Abstract

By studying the relationship between literary texts, the researcher Gerard Genette mentions transtextuality theory, which is a structural view of intertextuality. While, by definition, transtextuality is "all that sets the text in a relationship, whether obvious or concealed, with other texts." Inside transtextuality, Genette distinguishes five categories: Intertextuality – A relationship of copresence between two texts or among several texts; the actual presence of one text within another. Paratextuality – Marks those elements which lie on the threshold (the threshold consist of a peritext and an epitext) of the text and which help to direct and control the reception of a text by its readers. Metatextuality – When a text takes up a relation of ‘commentary’ to another text: it unites a given text to another, of which it speaks without necessarily citing it (without summoning it) in fact sometimes even without naming it. Hipertextuality – Any relationship uniting a text B (hypertext) to an earlier text A (hypotext) upon which it is grafted in a manner that is not that of commentary.
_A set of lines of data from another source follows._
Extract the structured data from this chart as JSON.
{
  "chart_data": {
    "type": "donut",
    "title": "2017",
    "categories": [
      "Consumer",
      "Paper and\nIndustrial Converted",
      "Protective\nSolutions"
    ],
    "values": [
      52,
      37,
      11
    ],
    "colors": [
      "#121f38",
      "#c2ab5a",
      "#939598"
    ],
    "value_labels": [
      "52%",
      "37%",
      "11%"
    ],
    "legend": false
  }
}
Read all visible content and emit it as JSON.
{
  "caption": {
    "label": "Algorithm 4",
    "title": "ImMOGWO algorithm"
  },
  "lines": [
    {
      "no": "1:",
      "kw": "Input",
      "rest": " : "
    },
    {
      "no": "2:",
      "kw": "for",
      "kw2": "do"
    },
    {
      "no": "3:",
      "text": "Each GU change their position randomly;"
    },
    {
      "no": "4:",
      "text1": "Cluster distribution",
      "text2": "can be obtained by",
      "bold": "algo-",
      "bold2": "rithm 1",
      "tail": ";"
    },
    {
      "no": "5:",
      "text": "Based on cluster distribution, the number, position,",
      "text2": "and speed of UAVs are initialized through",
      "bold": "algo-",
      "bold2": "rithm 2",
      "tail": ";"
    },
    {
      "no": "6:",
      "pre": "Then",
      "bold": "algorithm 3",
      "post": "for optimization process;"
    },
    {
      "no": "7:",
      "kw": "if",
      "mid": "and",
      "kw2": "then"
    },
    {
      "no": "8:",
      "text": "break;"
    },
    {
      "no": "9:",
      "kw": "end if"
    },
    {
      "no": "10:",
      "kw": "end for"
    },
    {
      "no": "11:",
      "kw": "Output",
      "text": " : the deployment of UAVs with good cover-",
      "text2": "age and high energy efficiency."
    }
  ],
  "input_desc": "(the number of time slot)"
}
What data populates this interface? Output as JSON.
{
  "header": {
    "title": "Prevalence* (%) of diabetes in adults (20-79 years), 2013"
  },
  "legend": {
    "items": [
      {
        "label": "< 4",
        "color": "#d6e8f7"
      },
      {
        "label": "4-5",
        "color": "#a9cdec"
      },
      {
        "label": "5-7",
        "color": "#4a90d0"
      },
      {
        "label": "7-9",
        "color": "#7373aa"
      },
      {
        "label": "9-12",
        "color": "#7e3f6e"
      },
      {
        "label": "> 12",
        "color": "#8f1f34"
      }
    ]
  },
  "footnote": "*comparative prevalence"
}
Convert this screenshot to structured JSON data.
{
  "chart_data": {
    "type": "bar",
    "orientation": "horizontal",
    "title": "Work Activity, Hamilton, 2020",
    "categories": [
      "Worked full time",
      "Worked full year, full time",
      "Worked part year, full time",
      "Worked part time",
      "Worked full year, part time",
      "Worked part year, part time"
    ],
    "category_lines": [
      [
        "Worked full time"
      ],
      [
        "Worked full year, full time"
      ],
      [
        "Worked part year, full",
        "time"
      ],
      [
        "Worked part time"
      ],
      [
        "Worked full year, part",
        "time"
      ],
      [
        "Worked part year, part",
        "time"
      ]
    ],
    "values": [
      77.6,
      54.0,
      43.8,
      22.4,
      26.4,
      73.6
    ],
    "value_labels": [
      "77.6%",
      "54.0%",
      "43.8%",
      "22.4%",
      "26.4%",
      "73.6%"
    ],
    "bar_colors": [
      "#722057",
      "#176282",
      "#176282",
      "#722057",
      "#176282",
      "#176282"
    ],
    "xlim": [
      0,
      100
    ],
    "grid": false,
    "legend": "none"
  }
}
Architextuality – The entire set of general or transcendent categories- types of discourses, modes of enunciation, literary genres- from which emerges each singular text.[2] In our study, we are interested in the fourth category, hypertextuality. What Genette calls hypotext for other critics is intertext. Thus, the textual practise of hypertextuality is considered an intentional intertextuality (Genette), as it is obtained through the technique of palimpsest. What makes palimpsest a postmodern feature is precisely the consciousness of it because it is known that palimpsest has been applied earlier. Keywords: Ridvan Dibra, hypertextuality, contemporary novel, postmodern, transformation, parody, etc.